Conclusions from Paper on Quebec's Universal Child Care Program
Childcarepolicy.net offers a review of Sebastien Montpetit’s analysis of the impacts of Quebec’s universal child care program. Montpetit’s paper has been selected as one of three finalists for the Canadian Labour Economics Forum prize.
Sebastien Montpetit, a Canadian from Quebec who has is preparing for his PhD in Economics at the University of Toulouse in France, has led a research team analysing the impacts of Quebec’s universal child care program introduced in the late 1990’s.
In an article for Childcarepolicy.net, Gordan Cleveland reviewed the complex, multi-faceted report and identified main conclusions.
“The importance of the supply of child care services has been underrated. Greater supply of child care – availability – is as important as improvements in affordability…. Lowering fees without increasing coverage has modest effects on the benefits to families.”
There are non-monetary benefits as well as economic benefits for mothers. “Think of this as work-family balance, things like the reduced search time for child care, the shorter distances that have to be travelled each day when child care is much more available and affordable. When all the benefits are summed, benefits total more than 3.5 dollars of benefit per dollar of net government spending – more than twice the benefit that comes from looking only at increased mothers’ earnings.”
“Earnings gains for mothers impacted by Quebec’s child care reforms are concentrated in the fifth through the eighth decile of income…. These are mothers who will not be reached by a targeted approach to child care spending.” This indicates that universal child care not only allows women to enter the workforce but may assist women to rise in the workforce. “A universal approach may therefore be more fiscally responsible than targeted child care initiatives.”

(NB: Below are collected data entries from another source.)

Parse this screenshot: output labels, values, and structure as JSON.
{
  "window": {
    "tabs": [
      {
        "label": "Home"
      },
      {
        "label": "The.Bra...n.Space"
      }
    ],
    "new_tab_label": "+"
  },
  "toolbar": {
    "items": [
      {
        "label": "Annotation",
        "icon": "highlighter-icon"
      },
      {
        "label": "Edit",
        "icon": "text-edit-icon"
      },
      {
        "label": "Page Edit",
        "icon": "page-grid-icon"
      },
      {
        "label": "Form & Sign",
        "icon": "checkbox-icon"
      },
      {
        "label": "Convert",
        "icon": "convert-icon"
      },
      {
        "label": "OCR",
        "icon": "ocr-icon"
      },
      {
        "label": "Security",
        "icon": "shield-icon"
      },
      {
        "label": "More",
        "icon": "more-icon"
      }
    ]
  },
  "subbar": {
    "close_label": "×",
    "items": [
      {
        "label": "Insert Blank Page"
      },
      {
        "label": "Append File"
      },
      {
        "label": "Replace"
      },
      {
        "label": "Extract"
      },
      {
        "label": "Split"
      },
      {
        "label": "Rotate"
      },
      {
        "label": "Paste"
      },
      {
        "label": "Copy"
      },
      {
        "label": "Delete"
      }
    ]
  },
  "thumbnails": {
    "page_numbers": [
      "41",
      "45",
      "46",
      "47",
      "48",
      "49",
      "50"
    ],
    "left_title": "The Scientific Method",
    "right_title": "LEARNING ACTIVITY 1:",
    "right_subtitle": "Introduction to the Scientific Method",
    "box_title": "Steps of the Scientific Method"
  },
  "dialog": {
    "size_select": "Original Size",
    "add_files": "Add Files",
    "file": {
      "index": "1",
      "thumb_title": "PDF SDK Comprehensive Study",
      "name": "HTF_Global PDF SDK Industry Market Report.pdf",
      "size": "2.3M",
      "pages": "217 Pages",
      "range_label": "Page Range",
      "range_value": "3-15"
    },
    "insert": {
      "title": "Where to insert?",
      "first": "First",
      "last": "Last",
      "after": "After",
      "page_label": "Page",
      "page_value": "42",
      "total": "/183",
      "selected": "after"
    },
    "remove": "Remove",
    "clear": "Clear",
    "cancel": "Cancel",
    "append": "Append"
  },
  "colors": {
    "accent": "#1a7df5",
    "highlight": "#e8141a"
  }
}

Responding to earlier studies that have indicated negative effects on children who participated in the early years of universal child care in Quebec, including negative educational impacts and increased juvenile criminality, the current paper looked on current longitudinal data on the same cohort and finds that there has been no evidence of disparity of educational attainment in comparison to the rest of Canada for this group and that any increase in criminality was very minor, indicating that the societal cost of universal child care has been relatively small. The study has developed these conclusions using data from the National Longitudinal Study on Children and Youth, along with data from the Canadian Censuses of 2016 and 2021.
Using new data on regional child care coverage rates, the study found “that in regions where child care supply increased the most, employment and child care use increased much more”, increasing mothers’ labour force participation by 40% in regions where child care supply expanded, as opposed to other regions. “Results suggest that for highly educated mothers with a post-secondary qualification, the main incentive to take up employment was the fee reduction. For mothers without a post-secondary qualification, access to a space was key.”
“In order to look at children’s educational attainment later in life, Sebastien employs a triple-difference model which compares education levels of same age individuals born before or after the reforms in Quebec to similar individuals in the rest of Canada. The paper concludes: ‘We find no evidence of negative effects on educational attainment of eligible children in the long-run. This pattern is true for each educational level, namely for university, high school, and college completion….’”
Noting that the quality of child care available during the period under study was very uneven, the paper did not include quality measures in the analyses. Even so, Montpetit “concludes that universal child care policies for children 0-4 can generate substantial social returns. And he concludes that increased availability of child care is particularly important to these returns.”